I raised my hand to my throat on instinct, then dropped it swiftly. A few months ago my neighbour had been stabbed to death in his bed – the day after I had threatened to kill him. At my trial, the jury had judged me not upon the evidence, but upon my character and reputation. I was found guilty, and sentenced to hang. Against all odds I had survived – but only after I had spent ten long, agonising minutes dangling from a rope, suffocating slowly as a hundred thousand spectators cheered me on. Ever since then I had suffered from nightmares: the white hood thrust over my head, the cart pulling away beneath my feet, the rope tightening around my neck. These terrors filled my dreams, and in the day left me with a dull ache in my chest – a feeling of dread that I could not shake.

I was grateful beyond reason to be alive. There were times when the mere fact of my existence could lift me to ecstasy – as if I had knocked back three bowls of punch in one. But I had met with Death that day at the scaffold. I had crossed the border into his kingdom, if only for a few moments. I feared the experience had changed me for ever. I feared, in truth, that Death still kept a hand upon my shoulder.

My hope had been that my story would not have travelled as far as the Yorkshire Dales. In the retelling of that story, I had been transmuted from an idle rogue to a golden hero – a martyr, even. That was what they had been calling me in the London newspapers, when they believed me dead. I didn’t want to be a hero. Heroes were sent on secret missions by the Queen of England, when they would much rather sit in a coffeehouse getting drunk and singing ballads.

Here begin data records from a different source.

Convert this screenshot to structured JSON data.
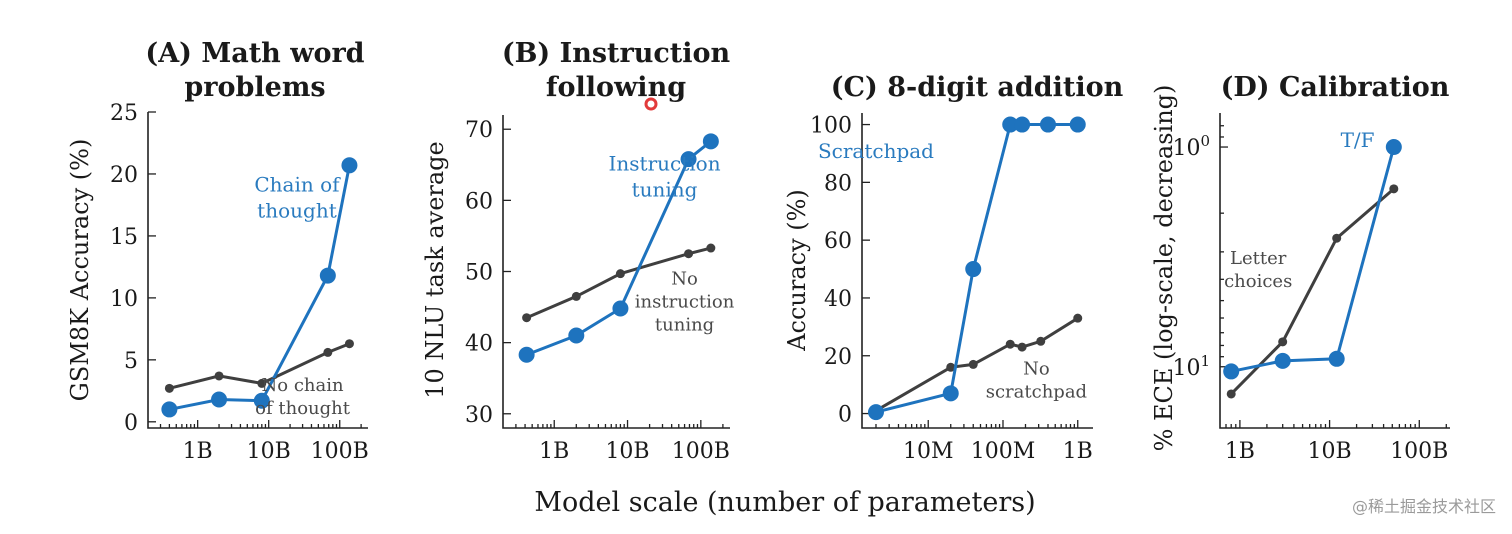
{
  "xlabel": "Model scale (number of parameters)",
  "watermark": "@稀土掘金技术社区",
  "colors": {
    "blue": "#1e73be",
    "gray": "#3f3f3f",
    "annotation_blue": "#2a7bbf"
  },
  "chart_data": [
    {
      "id": "A",
      "type": "line",
      "title": [
        "(A) Math word",
        "problems"
      ],
      "ylabel": "GSM8K Accuracy (%)",
      "xscale": "log",
      "xlim": [
        200000000.0,
        250000000000.0
      ],
      "ylim": [
        -0.5,
        25
      ],
      "xticks": [
        {
          "v": 1000000000.0,
          "label": "1B"
        },
        {
          "v": 10000000000.0,
          "label": "10B"
        },
        {
          "v": 100000000000.0,
          "label": "100B"
        }
      ],
      "yticks": [
        {
          "v": 0,
          "label": "0"
        },
        {
          "v": 5,
          "label": "5"
        },
        {
          "v": 10,
          "label": "10"
        },
        {
          "v": 15,
          "label": "15"
        },
        {
          "v": 20,
          "label": "20"
        },
        {
          "v": 25,
          "label": "25"
        }
      ],
      "series": [
        {
          "name": "Chain of thought",
          "style": "blue",
          "x": [
            400000000.0,
            2000000000.0,
            8000000000.0,
            68000000000.0,
            137000000000.0
          ],
          "y": [
            1,
            1.8,
            1.7,
            11.8,
            20.7
          ]
        },
        {
          "name": "No chain of thought",
          "style": "gray",
          "x": [
            400000000.0,
            2000000000.0,
            8000000000.0,
            68000000000.0,
            137000000000.0
          ],
          "y": [
            2.7,
            3.7,
            3.1,
            5.6,
            6.3
          ]
        }
      ],
      "annotations": [
        {
          "lines": [
            "Chain of",
            "thought"
          ],
          "style": "blue",
          "x": 25000000000.0,
          "y": 18.6
        },
        {
          "lines": [
            "No chain",
            "of thought"
          ],
          "style": "gray",
          "x": 30000000000.0,
          "y": 2.5
        }
      ]
    },
    {
      "id": "B",
      "type": "line",
      "title": [
        "(B) Instruction",
        "following"
      ],
      "ylabel": "10 NLU task average",
      "xscale": "log",
      "xlim": [
        200000000.0,
        250000000000.0
      ],
      "ylim": [
        28,
        72
      ],
      "xticks": [
        {
          "v": 1000000000.0,
          "label": "1B"
        },
        {
          "v": 10000000000.0,
          "label": "10B"
        },
        {
          "v": 100000000000.0,
          "label": "100B"
        }
      ],
      "yticks": [
        {
          "v": 30,
          "label": "30"
        },
        {
          "v": 40,
          "label": "40"
        },
        {
          "v": 50,
          "label": "50"
        },
        {
          "v": 60,
          "label": "60"
        },
        {
          "v": 70,
          "label": "70"
        }
      ],
      "series": [
        {
          "name": "Instruction tuning",
          "style": "blue",
          "x": [
            420000000.0,
            2000000000.0,
            8000000000.0,
            68000000000.0,
            137000000000.0
          ],
          "y": [
            38.3,
            41,
            44.8,
            65.8,
            68.3
          ]
        },
        {
          "name": "No instruction tuning",
          "style": "gray",
          "x": [
            420000000.0,
            2000000000.0,
            8000000000.0,
            68000000000.0,
            137000000000.0
          ],
          "y": [
            43.5,
            46.5,
            49.7,
            52.5,
            53.3
          ]
        }
      ],
      "annotations": [
        {
          "lines": [
            "Instruction",
            "tuning"
          ],
          "style": "blue",
          "x": 32000000000.0,
          "y": 64.2
        },
        {
          "lines": [
            "No",
            "instruction",
            "tuning"
          ],
          "style": "gray",
          "x": 60000000000.0,
          "y": 48.2
        }
      ]
    },
    {
      "id": "C",
      "type": "line",
      "title": [
        "(C) 8-digit addition"
      ],
      "ylabel": "Accuracy (%)",
      "xscale": "log",
      "xlim": [
        1300000.0,
        1600000000.0
      ],
      "ylim": [
        -5,
        104
      ],
      "xticks": [
        {
          "v": 10000000.0,
          "label": "10M"
        },
        {
          "v": 100000000.0,
          "label": "100M"
        },
        {
          "v": 1000000000.0,
          "label": "1B"
        }
      ],
      "yticks": [
        {
          "v": 0,
          "label": "0"
        },
        {
          "v": 20,
          "label": "20"
        },
        {
          "v": 40,
          "label": "40"
        },
        {
          "v": 60,
          "label": "60"
        },
        {
          "v": 80,
          "label": "80"
        },
        {
          "v": 100,
          "label": "100"
        }
      ],
      "series": [
        {
          "name": "Scratchpad",
          "style": "blue",
          "x": [
            2000000.0,
            20000000.0,
            40000000.0,
            125000000.0,
            180000000.0,
            400000000.0,
            1000000000.0
          ],
          "y": [
            0.5,
            7,
            50,
            100,
            100,
            100,
            100
          ]
        },
        {
          "name": "No scratchpad",
          "style": "gray",
          "x": [
            2000000.0,
            20000000.0,
            40000000.0,
            125000000.0,
            180000000.0,
            320000000.0,
            1000000000.0
          ],
          "y": [
            1,
            16,
            17,
            24,
            23,
            25,
            33
          ]
        }
      ],
      "annotations": [
        {
          "lines": [
            "Scratchpad"
          ],
          "style": "blue",
          "x": 2000000.0,
          "y": 88.5
        },
        {
          "lines": [
            "No",
            "scratchpad"
          ],
          "style": "gray",
          "x": 280000000.0,
          "y": 13.5
        }
      ]
    },
    {
      "id": "D",
      "type": "line",
      "title": [
        "(D) Calibration"
      ],
      "ylabel": "% ECE (log-scale, decreasing)",
      "xscale": "log",
      "yscale": "log",
      "y_reversed": true,
      "xlim": [
        600000000.0,
        220000000000.0
      ],
      "ylim": [
        1.9,
        0.07
      ],
      "xticks": [
        {
          "v": 1000000000.0,
          "label": "1B"
        },
        {
          "v": 10000000000.0,
          "label": "10B"
        },
        {
          "v": 100000000000.0,
          "label": "100B"
        }
      ],
      "yticks": [
        {
          "v": 0.1,
          "label": "10^0"
        },
        {
          "v": 1,
          "label": "10^1"
        }
      ],
      "series": [
        {
          "name": "T/F",
          "style": "blue",
          "x": [
            800000000.0,
            3000000000.0,
            12000000000.0,
            52000000000.0
          ],
          "y": [
            1.05,
            0.94,
            0.92,
            0.1
          ]
        },
        {
          "name": "Letter choices",
          "style": "gray",
          "x": [
            800000000.0,
            3000000000.0,
            12000000000.0,
            52000000000.0
          ],
          "y": [
            1.33,
            0.77,
            0.26,
            0.155
          ]
        }
      ],
      "annotations": [
        {
          "lines": [
            "T/F"
          ],
          "style": "blue",
          "x": 20500000000.0,
          "y": 0.1
        },
        {
          "lines": [
            "Letter",
            "choices"
          ],
          "style": "gray",
          "x": 1600000000.0,
          "y": 0.34
        }
      ]
    }
  ]
}
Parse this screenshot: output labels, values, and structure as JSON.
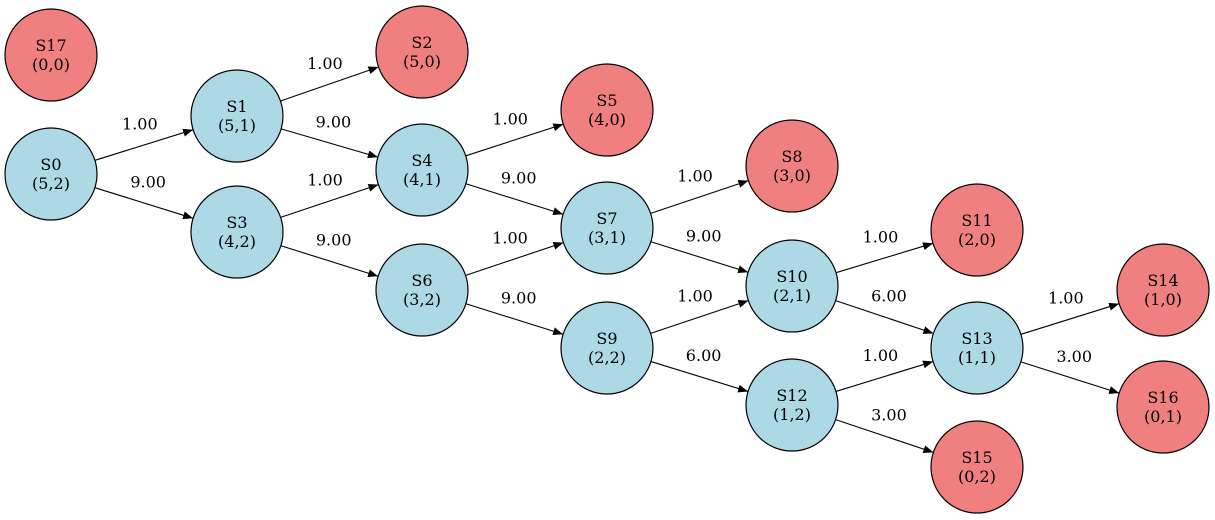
{
  "graph": {
    "colors": {
      "transient": "#add8e6",
      "absorbing": "#f08080",
      "edge": "#000000"
    },
    "nodes": [
      {
        "id": "S0",
        "state": "(5,2)",
        "kind": "transient"
      },
      {
        "id": "S1",
        "state": "(5,1)",
        "kind": "transient"
      },
      {
        "id": "S2",
        "state": "(5,0)",
        "kind": "absorbing"
      },
      {
        "id": "S3",
        "state": "(4,2)",
        "kind": "transient"
      },
      {
        "id": "S4",
        "state": "(4,1)",
        "kind": "transient"
      },
      {
        "id": "S5",
        "state": "(4,0)",
        "kind": "absorbing"
      },
      {
        "id": "S6",
        "state": "(3,2)",
        "kind": "transient"
      },
      {
        "id": "S7",
        "state": "(3,1)",
        "kind": "transient"
      },
      {
        "id": "S8",
        "state": "(3,0)",
        "kind": "absorbing"
      },
      {
        "id": "S9",
        "state": "(2,2)",
        "kind": "transient"
      },
      {
        "id": "S10",
        "state": "(2,1)",
        "kind": "transient"
      },
      {
        "id": "S11",
        "state": "(2,0)",
        "kind": "absorbing"
      },
      {
        "id": "S12",
        "state": "(1,2)",
        "kind": "transient"
      },
      {
        "id": "S13",
        "state": "(1,1)",
        "kind": "transient"
      },
      {
        "id": "S14",
        "state": "(1,0)",
        "kind": "absorbing"
      },
      {
        "id": "S15",
        "state": "(0,2)",
        "kind": "absorbing"
      },
      {
        "id": "S16",
        "state": "(0,1)",
        "kind": "absorbing"
      },
      {
        "id": "S17",
        "state": "(0,0)",
        "kind": "absorbing"
      }
    ],
    "edges": [
      {
        "from": "S0",
        "to": "S1",
        "weight": "1.00"
      },
      {
        "from": "S0",
        "to": "S3",
        "weight": "9.00"
      },
      {
        "from": "S1",
        "to": "S2",
        "weight": "1.00"
      },
      {
        "from": "S1",
        "to": "S4",
        "weight": "9.00"
      },
      {
        "from": "S3",
        "to": "S4",
        "weight": "1.00"
      },
      {
        "from": "S3",
        "to": "S6",
        "weight": "9.00"
      },
      {
        "from": "S4",
        "to": "S5",
        "weight": "1.00"
      },
      {
        "from": "S4",
        "to": "S7",
        "weight": "9.00"
      },
      {
        "from": "S6",
        "to": "S7",
        "weight": "1.00"
      },
      {
        "from": "S6",
        "to": "S9",
        "weight": "9.00"
      },
      {
        "from": "S7",
        "to": "S8",
        "weight": "1.00"
      },
      {
        "from": "S7",
        "to": "S10",
        "weight": "9.00"
      },
      {
        "from": "S9",
        "to": "S10",
        "weight": "1.00"
      },
      {
        "from": "S9",
        "to": "S12",
        "weight": "6.00"
      },
      {
        "from": "S10",
        "to": "S11",
        "weight": "1.00"
      },
      {
        "from": "S10",
        "to": "S13",
        "weight": "6.00"
      },
      {
        "from": "S12",
        "to": "S13",
        "weight": "1.00"
      },
      {
        "from": "S12",
        "to": "S15",
        "weight": "3.00"
      },
      {
        "from": "S13",
        "to": "S14",
        "weight": "1.00"
      },
      {
        "from": "S13",
        "to": "S16",
        "weight": "3.00"
      }
    ]
  }
}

My dreams of remaining anonymous had been dashed at breakfast, when a serving maid had asked to touch my throat for luck. I’d shooed her from the room, but it had been a gloomy experience.

If she’d asked to touch your cock, you wouldn’t feel so gloomy.
Kitty, in my head.

‘We’re ready to leave?’

‘We are, sir,’ Pugh replied, nodding towards the inn. ‘If you would call your wife.’

My wife
. By which he meant Kitty, who was neither my wife, nor within calling distance. For the sake of Kitty’s good name, and to ensure a civil reception at Studley Hall, I had written in advance to Mr Aislabie, explaining that I would be accompanied on my visit by my wife, Mrs Catherine Hawkins. How wondrously respectable that sounded. Unfortunately I had not had the time nor the heart to write again further along the road to explain that my
wife
and I had quarrelled fearsomely at Newport Pagnell, resulting in Mrs Hawkins’ swift return to London.